En effet, le jeune apprenti libraire ne se limitait pas aux seules études littéraires, comme on aurait pu en conclure un peu hâtivement à la lecture des diverses biographies sur Hesse. Il entendait bien élargir et approfondir sa formation esthétique :


"A côté de cela, j'entraîne mon oreille et mon esprit à la compréhension de la musique, de la musique plus ancienne en particulier, et je cherche à me familiariser de plus en plus avec les temples de la beauté."




Est-ce un hasard si son voisin de chambre, un dénommé Keller, est violoniste de son état ? Toujours est-il que Hermann est décidé à faire de la musique. Il a même emprunté un violon, comme il avait dû céder le sien peu de temps auparavant à Hans, son jeune frère. Quelques coups d'archet l'aident à supporter la fatigue accumulée. Mais lorsque les journées ont été trop longues et que la mélancolie l'assaille, le jeune homme se glisse chez sa tante Elisabeth. En fait, il s'y rend très souvent, "pour jouer un peu de piano", car "cela me fait du bien de rechercher ainsi, sans penser, les accords". Comme toujours, la musique l'apaise.
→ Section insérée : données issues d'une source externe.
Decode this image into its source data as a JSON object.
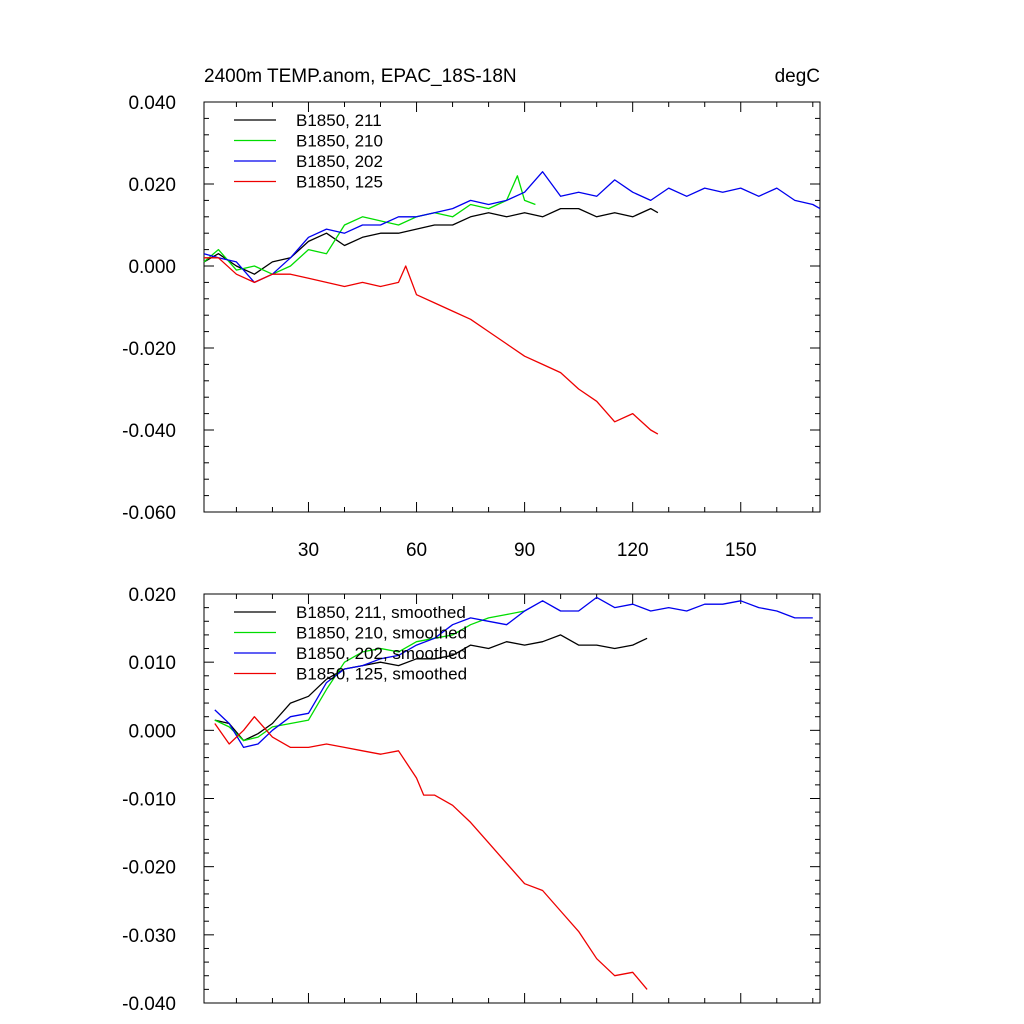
{
  "chart_data": [
    {
      "type": "line",
      "title": "2400m TEMP.anom, EPAC_18S-18N",
      "units": "degC",
      "xlim": [
        1,
        172
      ],
      "ylim": [
        -0.06,
        0.04
      ],
      "xticks": [
        30,
        60,
        90,
        120,
        150
      ],
      "xtick_labels": [
        "30",
        "60",
        "90",
        "120",
        "150"
      ],
      "yticks": [
        0.04,
        0.02,
        0.0,
        -0.02,
        -0.04,
        -0.06
      ],
      "ytick_labels": [
        "0.040",
        "0.020",
        "0.000",
        "-0.020",
        "-0.040",
        "-0.060"
      ],
      "legend_position": "top-left",
      "series": [
        {
          "name": "B1850, 211",
          "color": "#000000",
          "points": [
            [
              1,
              0.001
            ],
            [
              5,
              0.003
            ],
            [
              10,
              0.0
            ],
            [
              15,
              -0.002
            ],
            [
              20,
              0.001
            ],
            [
              25,
              0.002
            ],
            [
              30,
              0.006
            ],
            [
              35,
              0.008
            ],
            [
              40,
              0.005
            ],
            [
              45,
              0.007
            ],
            [
              50,
              0.008
            ],
            [
              55,
              0.008
            ],
            [
              60,
              0.009
            ],
            [
              65,
              0.01
            ],
            [
              70,
              0.01
            ],
            [
              75,
              0.012
            ],
            [
              80,
              0.013
            ],
            [
              85,
              0.012
            ],
            [
              90,
              0.013
            ],
            [
              95,
              0.012
            ],
            [
              100,
              0.014
            ],
            [
              105,
              0.014
            ],
            [
              110,
              0.012
            ],
            [
              115,
              0.013
            ],
            [
              120,
              0.012
            ],
            [
              125,
              0.014
            ],
            [
              127,
              0.013
            ]
          ]
        },
        {
          "name": "B1850, 210",
          "color": "#00dd00",
          "points": [
            [
              1,
              0.001
            ],
            [
              5,
              0.004
            ],
            [
              10,
              -0.001
            ],
            [
              15,
              0.0
            ],
            [
              20,
              -0.002
            ],
            [
              25,
              0.0
            ],
            [
              30,
              0.004
            ],
            [
              35,
              0.003
            ],
            [
              40,
              0.01
            ],
            [
              45,
              0.012
            ],
            [
              50,
              0.011
            ],
            [
              55,
              0.01
            ],
            [
              60,
              0.012
            ],
            [
              65,
              0.013
            ],
            [
              70,
              0.012
            ],
            [
              75,
              0.015
            ],
            [
              80,
              0.014
            ],
            [
              85,
              0.016
            ],
            [
              88,
              0.022
            ],
            [
              90,
              0.016
            ],
            [
              93,
              0.015
            ]
          ]
        },
        {
          "name": "B1850, 202",
          "color": "#0000ee",
          "points": [
            [
              1,
              0.003
            ],
            [
              5,
              0.002
            ],
            [
              10,
              0.001
            ],
            [
              15,
              -0.004
            ],
            [
              20,
              -0.002
            ],
            [
              25,
              0.002
            ],
            [
              30,
              0.007
            ],
            [
              35,
              0.009
            ],
            [
              40,
              0.008
            ],
            [
              45,
              0.01
            ],
            [
              50,
              0.01
            ],
            [
              55,
              0.012
            ],
            [
              60,
              0.012
            ],
            [
              65,
              0.013
            ],
            [
              70,
              0.014
            ],
            [
              75,
              0.016
            ],
            [
              80,
              0.015
            ],
            [
              85,
              0.016
            ],
            [
              90,
              0.018
            ],
            [
              95,
              0.023
            ],
            [
              100,
              0.017
            ],
            [
              105,
              0.018
            ],
            [
              110,
              0.017
            ],
            [
              115,
              0.021
            ],
            [
              120,
              0.018
            ],
            [
              125,
              0.016
            ],
            [
              130,
              0.019
            ],
            [
              135,
              0.017
            ],
            [
              140,
              0.019
            ],
            [
              145,
              0.018
            ],
            [
              150,
              0.019
            ],
            [
              155,
              0.017
            ],
            [
              160,
              0.019
            ],
            [
              165,
              0.016
            ],
            [
              170,
              0.015
            ],
            [
              172,
              0.014
            ]
          ]
        },
        {
          "name": "B1850, 125",
          "color": "#ee0000",
          "points": [
            [
              1,
              0.002
            ],
            [
              5,
              0.002
            ],
            [
              10,
              -0.002
            ],
            [
              15,
              -0.004
            ],
            [
              20,
              -0.002
            ],
            [
              25,
              -0.002
            ],
            [
              30,
              -0.003
            ],
            [
              35,
              -0.004
            ],
            [
              40,
              -0.005
            ],
            [
              45,
              -0.004
            ],
            [
              50,
              -0.005
            ],
            [
              55,
              -0.004
            ],
            [
              57,
              0.0
            ],
            [
              60,
              -0.007
            ],
            [
              65,
              -0.009
            ],
            [
              70,
              -0.011
            ],
            [
              75,
              -0.013
            ],
            [
              80,
              -0.016
            ],
            [
              85,
              -0.019
            ],
            [
              90,
              -0.022
            ],
            [
              95,
              -0.024
            ],
            [
              100,
              -0.026
            ],
            [
              105,
              -0.03
            ],
            [
              110,
              -0.033
            ],
            [
              115,
              -0.038
            ],
            [
              120,
              -0.036
            ],
            [
              125,
              -0.04
            ],
            [
              127,
              -0.041
            ]
          ]
        }
      ]
    },
    {
      "type": "line",
      "xlim": [
        1,
        172
      ],
      "ylim": [
        -0.04,
        0.02
      ],
      "xticks": [
        30,
        60,
        90,
        120,
        150
      ],
      "yticks": [
        0.02,
        0.01,
        0.0,
        -0.01,
        -0.02,
        -0.03,
        -0.04
      ],
      "ytick_labels": [
        "0.020",
        "0.010",
        "0.000",
        "-0.010",
        "-0.020",
        "-0.030",
        "-0.040"
      ],
      "legend_position": "top-left",
      "series": [
        {
          "name": "B1850, 211, smoothed",
          "color": "#000000",
          "points": [
            [
              4,
              0.0015
            ],
            [
              8,
              0.001
            ],
            [
              12,
              -0.0015
            ],
            [
              16,
              -0.0005
            ],
            [
              20,
              0.001
            ],
            [
              25,
              0.004
            ],
            [
              30,
              0.005
            ],
            [
              35,
              0.0075
            ],
            [
              40,
              0.009
            ],
            [
              45,
              0.0095
            ],
            [
              50,
              0.01
            ],
            [
              55,
              0.0095
            ],
            [
              60,
              0.0105
            ],
            [
              65,
              0.0105
            ],
            [
              70,
              0.011
            ],
            [
              75,
              0.0125
            ],
            [
              80,
              0.012
            ],
            [
              85,
              0.013
            ],
            [
              90,
              0.0125
            ],
            [
              95,
              0.013
            ],
            [
              100,
              0.014
            ],
            [
              105,
              0.0125
            ],
            [
              110,
              0.0125
            ],
            [
              115,
              0.012
            ],
            [
              120,
              0.0125
            ],
            [
              124,
              0.0135
            ]
          ]
        },
        {
          "name": "B1850, 210, smoothed",
          "color": "#00dd00",
          "points": [
            [
              4,
              0.0015
            ],
            [
              8,
              0.0005
            ],
            [
              12,
              -0.0015
            ],
            [
              16,
              -0.001
            ],
            [
              20,
              0.0005
            ],
            [
              25,
              0.001
            ],
            [
              30,
              0.0015
            ],
            [
              35,
              0.006
            ],
            [
              40,
              0.01
            ],
            [
              45,
              0.0115
            ],
            [
              50,
              0.012
            ],
            [
              55,
              0.0115
            ],
            [
              60,
              0.013
            ],
            [
              65,
              0.0135
            ],
            [
              70,
              0.014
            ],
            [
              75,
              0.0155
            ],
            [
              80,
              0.0165
            ],
            [
              85,
              0.017
            ],
            [
              90,
              0.0175
            ]
          ]
        },
        {
          "name": "B1850, 202, smoothed",
          "color": "#0000ee",
          "points": [
            [
              4,
              0.003
            ],
            [
              8,
              0.001
            ],
            [
              12,
              -0.0025
            ],
            [
              16,
              -0.002
            ],
            [
              20,
              0.0
            ],
            [
              25,
              0.002
            ],
            [
              30,
              0.0025
            ],
            [
              35,
              0.007
            ],
            [
              40,
              0.009
            ],
            [
              45,
              0.0095
            ],
            [
              50,
              0.0105
            ],
            [
              55,
              0.011
            ],
            [
              60,
              0.0125
            ],
            [
              65,
              0.0135
            ],
            [
              70,
              0.0155
            ],
            [
              75,
              0.0165
            ],
            [
              80,
              0.016
            ],
            [
              85,
              0.0155
            ],
            [
              90,
              0.0175
            ],
            [
              95,
              0.019
            ],
            [
              100,
              0.0175
            ],
            [
              105,
              0.0175
            ],
            [
              110,
              0.0195
            ],
            [
              115,
              0.018
            ],
            [
              120,
              0.0185
            ],
            [
              125,
              0.0175
            ],
            [
              130,
              0.018
            ],
            [
              135,
              0.0175
            ],
            [
              140,
              0.0185
            ],
            [
              145,
              0.0185
            ],
            [
              150,
              0.019
            ],
            [
              155,
              0.018
            ],
            [
              160,
              0.0175
            ],
            [
              165,
              0.0165
            ],
            [
              170,
              0.0165
            ]
          ]
        },
        {
          "name": "B1850, 125, smoothed",
          "color": "#ee0000",
          "points": [
            [
              4,
              0.001
            ],
            [
              8,
              -0.002
            ],
            [
              12,
              0.0
            ],
            [
              15,
              0.002
            ],
            [
              20,
              -0.001
            ],
            [
              25,
              -0.0025
            ],
            [
              30,
              -0.0025
            ],
            [
              35,
              -0.002
            ],
            [
              40,
              -0.0025
            ],
            [
              45,
              -0.003
            ],
            [
              50,
              -0.0035
            ],
            [
              55,
              -0.003
            ],
            [
              60,
              -0.007
            ],
            [
              62,
              -0.0095
            ],
            [
              65,
              -0.0095
            ],
            [
              70,
              -0.011
            ],
            [
              75,
              -0.0135
            ],
            [
              80,
              -0.0165
            ],
            [
              85,
              -0.0195
            ],
            [
              90,
              -0.0225
            ],
            [
              95,
              -0.0235
            ],
            [
              100,
              -0.0265
            ],
            [
              105,
              -0.0295
            ],
            [
              110,
              -0.0335
            ],
            [
              115,
              -0.036
            ],
            [
              120,
              -0.0355
            ],
            [
              124,
              -0.038
            ]
          ]
        }
      ]
    }
  ]
}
Mais cela ne lui suffit pas. La "vraie"musique lui manque. Alors, malgré la fatigue accumulée lors de ses interminables journées de libraire, malgré son peu de temps libre, il profite de la moindre occasion pour se rendre à un concert. Ainsi lorsque, par chance, un commis lui cède un billet gratuit, Hermann ne rechigne-t-il pas rester debout jusqu'à tard dans la nuit pour écouter Les saisons de Haydn, même s'il avait dû passer toute une journée auparavant sans s'asseoir, derrière un pupitre de libraire.


Pour le jeune Hesse, pouvoir écouter de la bonne musique, est un "plaisir rare". Tout concert, toute nouvelle expérience musicale devient, partant, un véritable trophée. Aussi son approche de la musique se fait-elle différente, plus critique, plus recherchée également. N'est-elle pas un élément de son "programme de formation" ?


Après chaque concert, il écrit à sa famille ou à ses amis des lettres détaillées. Il leur confie ses impressions sur telle ou telle oeuvre musicale, décrit les mouvements les plus marquants et n'hésite pas à apporter son jugement sur l'interprétation d'un morceau. Son goût musical s'affirme, son esthétique se dessine :


"Comme mes connaissances en matière de musique ne s'étendent qu'à relativement peu de choses, je cherche à pénétrer celles-ci le plus intimement possible, à les apprendre par coeur dans mon esprit, pour avoir ainsi, à partir de quelques points centraux, un repère et un point de départ pour mes sentiments. C'est une esthétique modeste - mais c'est mieux que de ne pas en avoir..."

La musique de Schumann, comme toujours, le charme; celle de Beethoven, en particulier ses quatuors à cordes et ses sonates pour piano, l'inspire. Mais son grand préféré se nomme incontestablement Chopin. Chaque fois qu'il le peut, il se nourrit de Chopin, de ses mélodies chaudes,"vivantes, de cette harmonie piquante, voluptueuse, nerveuse, intime...".